There are many ways to argue about the quality of education, and I am so terribly confident about the above claim, that I will not need to talk about rampant illiteracy in third world countries, about functional illiteracy in first world countries, about embarrassing international test scores, etc.
Let's just Look at a single aspect of the state of the art in the west: Good Teaching
Exhibit 1: In 1996, Sanders and Rivers showed that a teacher's quality has a critical effect on the performance of a student. This can be seen rather dramatically in the following image:
It is claimed, and widely quoted and accepted, that if we take an 8 year-old student with 50th percentile performance, and give them a fairly good teacher (top 20% - not necessarily a star), then in 3 years the student can be expected to perform at the 90th percentile. If, however, we take the same student and give them a fairly poor (bottom 20% - not necessarily a terrible teacher), then in 3 years the student can be expected to perform at the 37th percentile. So, the quality of a teacher - however it may be defined - has a significant effect on the performance of students.
Not very surprising.
Exhibit 2: This (2009) February, Bill Gates gave a talk at TED, and dedicated most of it (starting at timestamp 08:00) to the question "How do you make a teacher great?", and to the fact that we don't know the answer. Maybe some people say they do know, and maybe they really do, but apparently we don't all know. At least Gates - who showed that he has the capacity to do a thing or two - says he doesn't quite know the answer to the question.

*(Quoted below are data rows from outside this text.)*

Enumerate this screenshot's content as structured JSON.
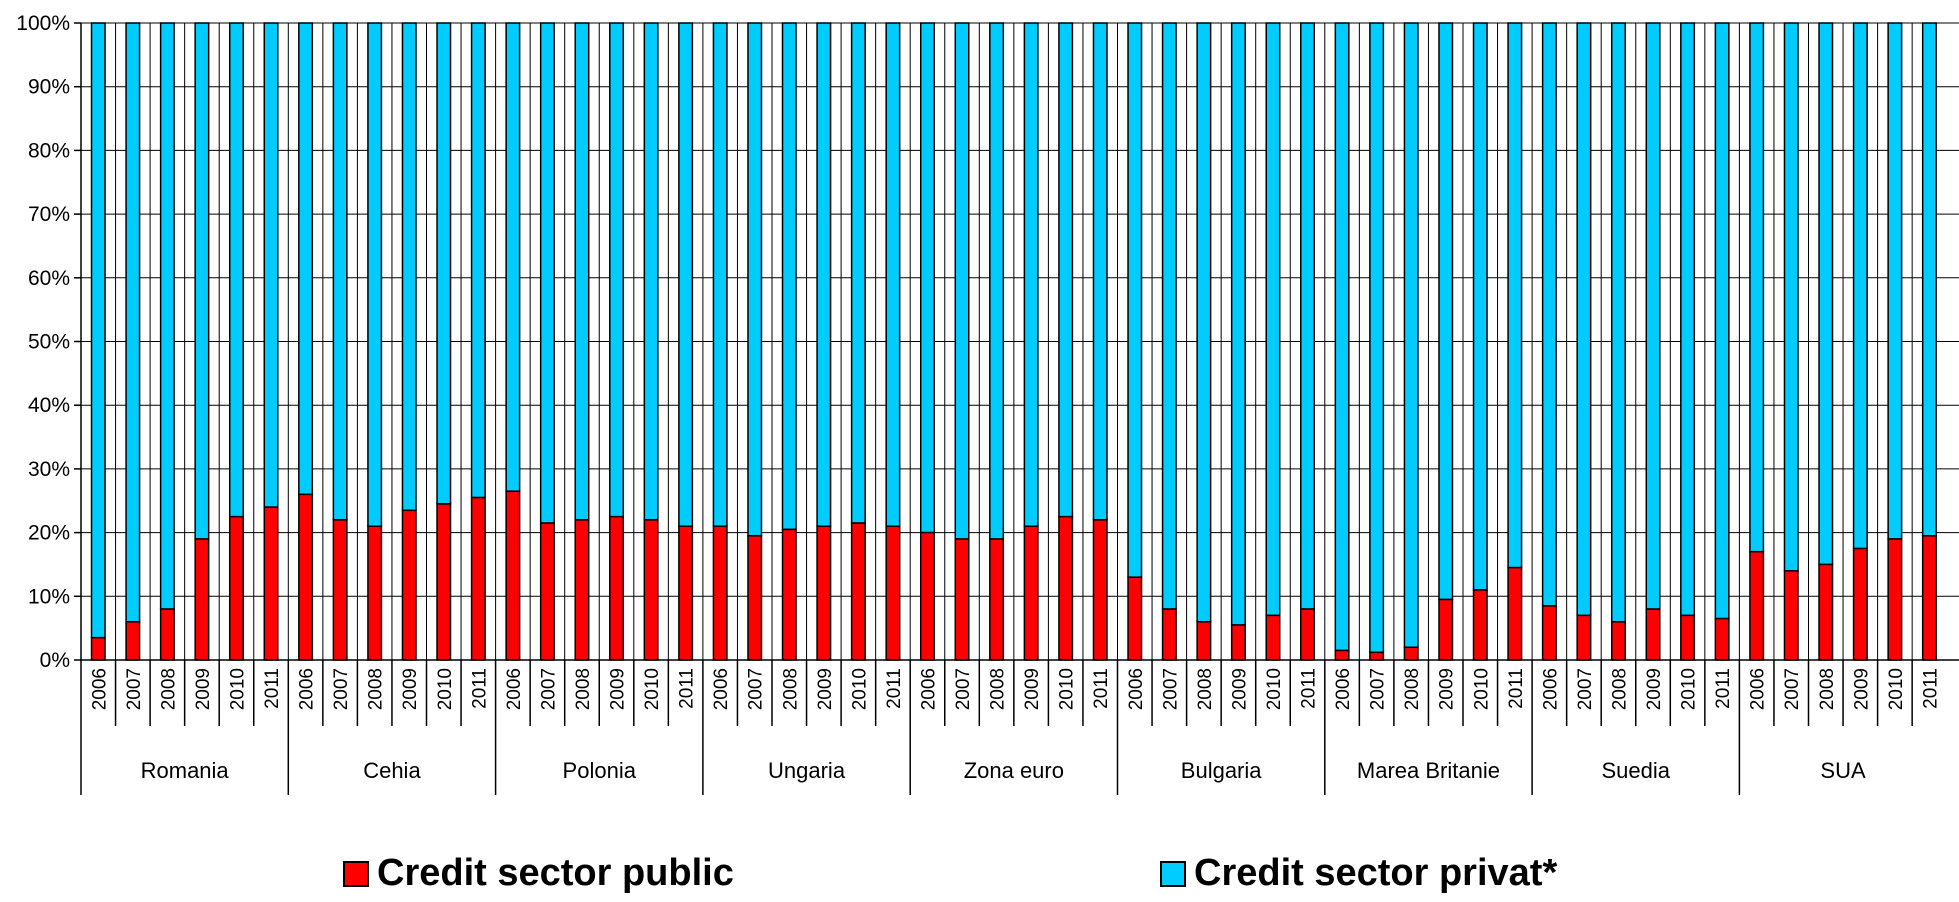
{
  "chart_data": {
    "type": "bar",
    "stacked": true,
    "normalized": true,
    "ylim": [
      0,
      100
    ],
    "yticks": [
      "0%",
      "10%",
      "20%",
      "30%",
      "40%",
      "50%",
      "60%",
      "70%",
      "80%",
      "90%",
      "100%"
    ],
    "grid": true,
    "legend_position": "bottom",
    "groups": [
      {
        "name": "Romania",
        "years": [
          "2006",
          "2007",
          "2008",
          "2009",
          "2010",
          "2011"
        ],
        "public": [
          3.5,
          6,
          8,
          19,
          22.5,
          24
        ]
      },
      {
        "name": "Cehia",
        "years": [
          "2006",
          "2007",
          "2008",
          "2009",
          "2010",
          "2011"
        ],
        "public": [
          26,
          22,
          21,
          23.5,
          24.5,
          25.5
        ]
      },
      {
        "name": "Polonia",
        "years": [
          "2006",
          "2007",
          "2008",
          "2009",
          "2010",
          "2011"
        ],
        "public": [
          26.5,
          21.5,
          22,
          22.5,
          22,
          21
        ]
      },
      {
        "name": "Ungaria",
        "years": [
          "2006",
          "2007",
          "2008",
          "2009",
          "2010",
          "2011"
        ],
        "public": [
          21,
          19.5,
          20.5,
          21,
          21.5,
          21
        ]
      },
      {
        "name": "Zona euro",
        "years": [
          "2006",
          "2007",
          "2008",
          "2009",
          "2010",
          "2011"
        ],
        "public": [
          20,
          19,
          19,
          21,
          22.5,
          22
        ]
      },
      {
        "name": "Bulgaria",
        "years": [
          "2006",
          "2007",
          "2008",
          "2009",
          "2010",
          "2011"
        ],
        "public": [
          13,
          8,
          6,
          5.5,
          7,
          8
        ]
      },
      {
        "name": "Marea Britanie",
        "years": [
          "2006",
          "2007",
          "2008",
          "2009",
          "2010",
          "2011"
        ],
        "public": [
          1.5,
          1.2,
          2,
          9.5,
          11,
          14.5
        ]
      },
      {
        "name": "Suedia",
        "years": [
          "2006",
          "2007",
          "2008",
          "2009",
          "2010",
          "2011"
        ],
        "public": [
          8.5,
          7,
          6,
          8,
          7,
          6.5
        ]
      },
      {
        "name": "SUA",
        "years": [
          "2006",
          "2007",
          "2008",
          "2009",
          "2010",
          "2011"
        ],
        "public": [
          17,
          14,
          15,
          17.5,
          19,
          19.5
        ]
      }
    ],
    "series": [
      {
        "name": "Credit sector public",
        "color": "#ff0000"
      },
      {
        "name": "Credit sector privat*",
        "color": "#00ccff"
      }
    ]
  }
}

Taking these facts together: that the quality of the teacher has a critical effect on the students' performance, and that we don't know how to produce quality teachers, together with the fact that performance is a common goal for education - leads to an unhappy conclusion: As of 2009, humanity's know-how is missing a major building block of education.
Some drama if you allow me: Hundreds of years after the establishment of modern schooling; Thousands of years after the invention of writing and of the city-civilization, which requires schooling, we still don't know how to do it well.
Surprising, and not in a nice way.
In this blog, over the next few months, I will look at ways to ensure a very different future post of "The State Of The Art of Education - 2049". (What, anybody expected a quick fix?)